A lot is riding on the Florida’s proposed high-speed rail line from Orlando to Tampa. If built, it would be the first pure such line in the US and a first step at reshaping the way Americans travel between cities. But it would also irreversibly change the face of communities along the line.
“The project represents the creation of a superregion,” said Richard Crotty, the mayor of Orange County, Florida, at the Florida High Speed Rail (HSR) Industry Forum in Orlando on November 8. The proposed line would knit together all of the communities, including Lakeland, Orlando and Tampa, along its 84-mile corridor into one he said. Mayor Buddy Dyer of Orlando, Mayor Gow Fields of Lakeland and Mayor Pam Iorio of Tampa reiterated his comments when they expressed their support of the project.
The idea of a new superregion, a central Florida megalopolis if you will, represents both an amazing and a lost opportunity depending on whom you speak to. The line will undoubtedly spur population growth and attract new businesses to the region. These will in turn require new development, meaning increased investment and an expanded tax base for the communities along the corridor. In Fields’ presentation at the forum, he mentioned that Lakeland has the utility capacity to support a population of 250,000 people – it currently has roughly 94,000 residents.
Combined, the metropolitan areas of Lakeland-Winter Haven, Orlando-Kissimmee and Tampa-St. Petersburg-Clearwater had an estimated population of 5.4 million in 2009 according to the US census. A 19.6% rise over the 2000 numbers.
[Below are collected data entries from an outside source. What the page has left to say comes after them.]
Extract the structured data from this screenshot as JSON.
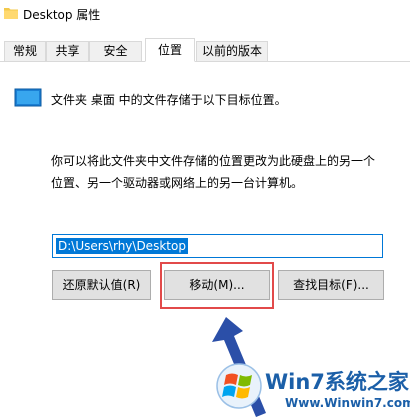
{
  "window": {
    "title": "Desktop 属性"
  },
  "tabs": [
    {
      "label": "常规",
      "active": false
    },
    {
      "label": "共享",
      "active": false
    },
    {
      "label": "安全",
      "active": false
    },
    {
      "label": "位置",
      "active": true
    },
    {
      "label": "以前的版本",
      "active": false
    }
  ],
  "location": {
    "info_text": "文件夹 桌面 中的文件存储于以下目标位置。",
    "description_line1": "你可以将此文件夹中文件存储的位置更改为此硬盘上的另一个",
    "description_line2": "位置、另一个驱动器或网络上的另一台计算机。",
    "path_value": "D:\\Users\\rhy\\Desktop"
  },
  "buttons": {
    "restore_default": "还原默认值(R)",
    "move": "移动(M)...",
    "find_target": "查找目标(F)..."
  },
  "watermark": {
    "brand": "Win7系统之家",
    "url": "Www.Winwin7.com"
  },
  "colors": {
    "accent": "#0078d7",
    "highlight_box": "#e24a4a",
    "arrow": "#2b4fa8",
    "watermark": "#1b5fa8"
  },
  "icons": {
    "title": "folder-icon",
    "info": "desktop-monitor-icon",
    "watermark_logo": "windows-logo-icon"
  }
}
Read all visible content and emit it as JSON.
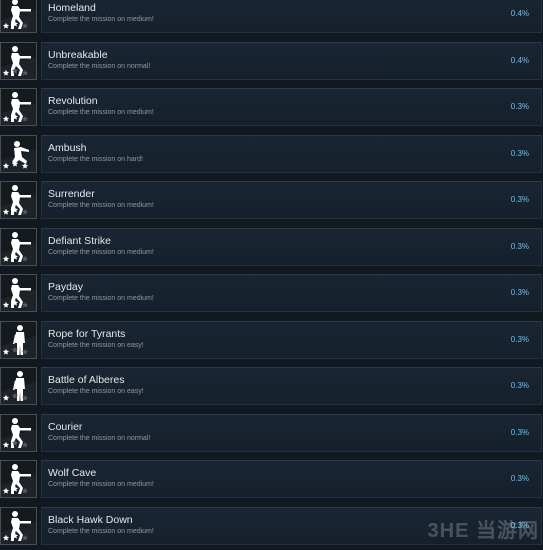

But to supporters of denser, more transit-oriented urban communities the line and potential megalopolis fall far short of their potential. With the vast majority of the planned tracks running in the median of I-4, only one of the five stations – Tampa – will be in a downtown area with the others located in suburban locations or at the Orlando International Airport. In a blog post on The Transport Politic, Yonah Freemark, a transit advocate, called the line’s lack of stations in downtown Lakeland and Orlando a “huge loss” because it eliminates the possibility of new dense, mixed-use development.